Lets say I have a dictionary:
{key1:value1........... keyn:valuen}
So lets say I want to write a function
def return_top_k(dictionary, k):
return list_of_keys_sorted
What is the most efficient way (in terms of big O) to get the keys which have the top k values (maintaining the order i.e the highest value key is present in the beginning.. and so on.)
O(n log k):
import heapq
k_keys_sorted = heapq.nlargest(k, dictionary)
You could use key keyword parameter to specify what should be used as a sorting key e.g.:
k_keys_sorted_by_values = heapq.nlargest(k, dictionary, key=dictionary.get)
return sorted(dictionary, key=dictionary.get, reverse=True)[:10]
Should be at worst O(NlogN) (although heapq proposed by others is probably better) ...
It might also make sense to use a Counter instead of a regular dictionary.
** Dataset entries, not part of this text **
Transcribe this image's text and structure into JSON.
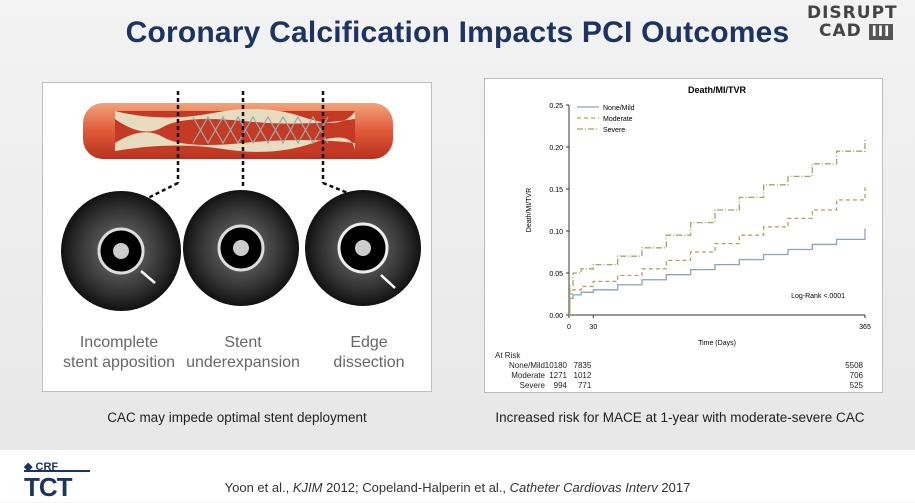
{
  "slide": {
    "title": "Coronary Calcification Impacts PCI Outcomes",
    "logo_line1": "DISRUPT",
    "logo_line2": "CAD",
    "logo_num": "III"
  },
  "left": {
    "labels": [
      {
        "line1": "Incomplete",
        "line2": "stent apposition"
      },
      {
        "line1": "Stent",
        "line2": "underexpansion"
      },
      {
        "line1": "Edge",
        "line2": "dissection"
      }
    ],
    "caption": "CAC may impede optimal stent deployment"
  },
  "right": {
    "caption": "Increased risk for MACE at 1-year with moderate-severe CAC",
    "annotation": "Log-Rank <.0001",
    "at_risk": {
      "header": "At Risk",
      "rows": [
        {
          "group": "None/Mild",
          "values": [
            "10180",
            "7835",
            "5508"
          ]
        },
        {
          "group": "Moderate",
          "values": [
            "1271",
            "1012",
            "706"
          ]
        },
        {
          "group": "Severe",
          "values": [
            "994",
            "771",
            "525"
          ]
        }
      ]
    }
  },
  "footer": {
    "crf": "CRF",
    "tct": "TCT",
    "citation_prefix": "Yoon et al., ",
    "citation_journal1": "KJIM",
    "citation_mid": " 2012; Copeland-Halperin et al., ",
    "citation_journal2": "Catheter Cardiovas Interv",
    "citation_year": " 2017"
  },
  "colors": {
    "title": "#1c3560",
    "none_mild": "#8fa3b5",
    "moderate": "#b5a06a",
    "severe": "#9aa86a"
  },
  "chart_data": {
    "type": "line",
    "title": "Death/MI/TVR",
    "xlabel": "Time (Days)",
    "ylabel": "Death/MI/TVR",
    "xlim": [
      0,
      365
    ],
    "ylim": [
      0,
      0.25
    ],
    "x_ticks": [
      0,
      30,
      365
    ],
    "y_ticks": [
      "0.00",
      "0.05",
      "0.10",
      "0.15",
      "0.20",
      "0.25"
    ],
    "legend_position": "top-left",
    "series": [
      {
        "name": "None/Mild",
        "style": "solid",
        "x": [
          0,
          1,
          5,
          15,
          30,
          60,
          90,
          120,
          150,
          180,
          210,
          240,
          270,
          300,
          330,
          365
        ],
        "y": [
          0.0,
          0.02,
          0.024,
          0.027,
          0.03,
          0.036,
          0.042,
          0.048,
          0.054,
          0.06,
          0.066,
          0.072,
          0.078,
          0.084,
          0.09,
          0.103
        ]
      },
      {
        "name": "Moderate",
        "style": "dashed",
        "x": [
          0,
          1,
          5,
          15,
          30,
          60,
          90,
          120,
          150,
          180,
          210,
          240,
          270,
          300,
          330,
          365
        ],
        "y": [
          0.0,
          0.025,
          0.03,
          0.034,
          0.04,
          0.047,
          0.055,
          0.065,
          0.075,
          0.085,
          0.095,
          0.105,
          0.115,
          0.125,
          0.137,
          0.152
        ]
      },
      {
        "name": "Severe",
        "style": "dashdot",
        "x": [
          0,
          1,
          5,
          15,
          30,
          60,
          90,
          120,
          150,
          180,
          210,
          240,
          270,
          300,
          330,
          365
        ],
        "y": [
          0.0,
          0.035,
          0.05,
          0.055,
          0.06,
          0.07,
          0.08,
          0.095,
          0.11,
          0.125,
          0.14,
          0.155,
          0.165,
          0.18,
          0.195,
          0.21
        ]
      }
    ]
  }
}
In that case, the most_common method will do (approximately) what you want (dictionary.most_common(10)), but only if it makes sense to use a Counter in your API.
portfolio = [
{'name': 'IBM', 'shares': 100, 'price': 91.1},
{'name': 'AAPL', 'shares': 50, 'price': 543.22},
{'name': 'FB', 'shares': 200, 'price': 21.09},
{'name': 'HPQ', 'shares': 35, 'price': 31.75},
{'name': 'YHOO', 'shares': 45, 'price': 16.35},
{'name': 'ACME', 'shares': 75, 'price': 115.65}
]
cheap = heapq.nsmallest(3, portfolio, key=lambda s: s['price'])
expensive = heapq.nlargest(3, portfolio, key=lambda s: s['price'])
For top-3 step by step:
>>> from operator import itemgetter
>>> dct = {"a": 1, "b": 2, "c": 3, "d": 4, "e": 5}
>>> sorted(dct.items(), key=itemgetter(1), reverse=True)
[('e', 5), ('d', 4), ('c', 3), ('b', 2), ('a', 1)]
>>> map(itemgetter(0), sorted(dct.items(), key=itemgetter(1), reverse=True))
['e', 'd', 'c', 'b', 'a']
>>> map(itemgetter(0), sorted(dct.items(), key=itemgetter(1), reverse=True))[:3]
['e', 'd', 'c']
Or using heapq module
>>> import heapq
>>> from operator import itemgetter
>>> heapq.nlargest(3, dct.items(), key=itemgetter(1))
[('e', 5), ('d', 4), ('c', 3)]
>>> map(itemgetter(0), _)
['e', 'd', 'c']
In code
dct = {"a": 1, "b": 2, "c": 3, "d": 4, "e": 5}
k = 3
print sorted(dct.keys(), reverse=True)[:k]
If you also need values:
print sorted(dct.items(), reverse=True)[:k]
Or if you would want to use OrderedDict:
from collections import OrderedDict
d = OrderedDict(sorted(dct.items(), reverse=True))
print d.keys()[:k]
so if you want top K frequent Elements to be printed from the Dictionary; you have to use heapq.nlargest funtcion.
Here is the example for the same:
return heapq.nlargest(k,count.keys(), key = count.get)
Here, k is the number that helps us find out elements which are repeated in a dictionary k times or more than k times.
count.keys() : This gives you the keys or the elements present in the heap which is created using the collections.counter
key = count.get() : This is used to print the Keys of the heap. If we skip this; it will print the Values of the dictionary i.e. the number of times the element is occurring in the dictionary.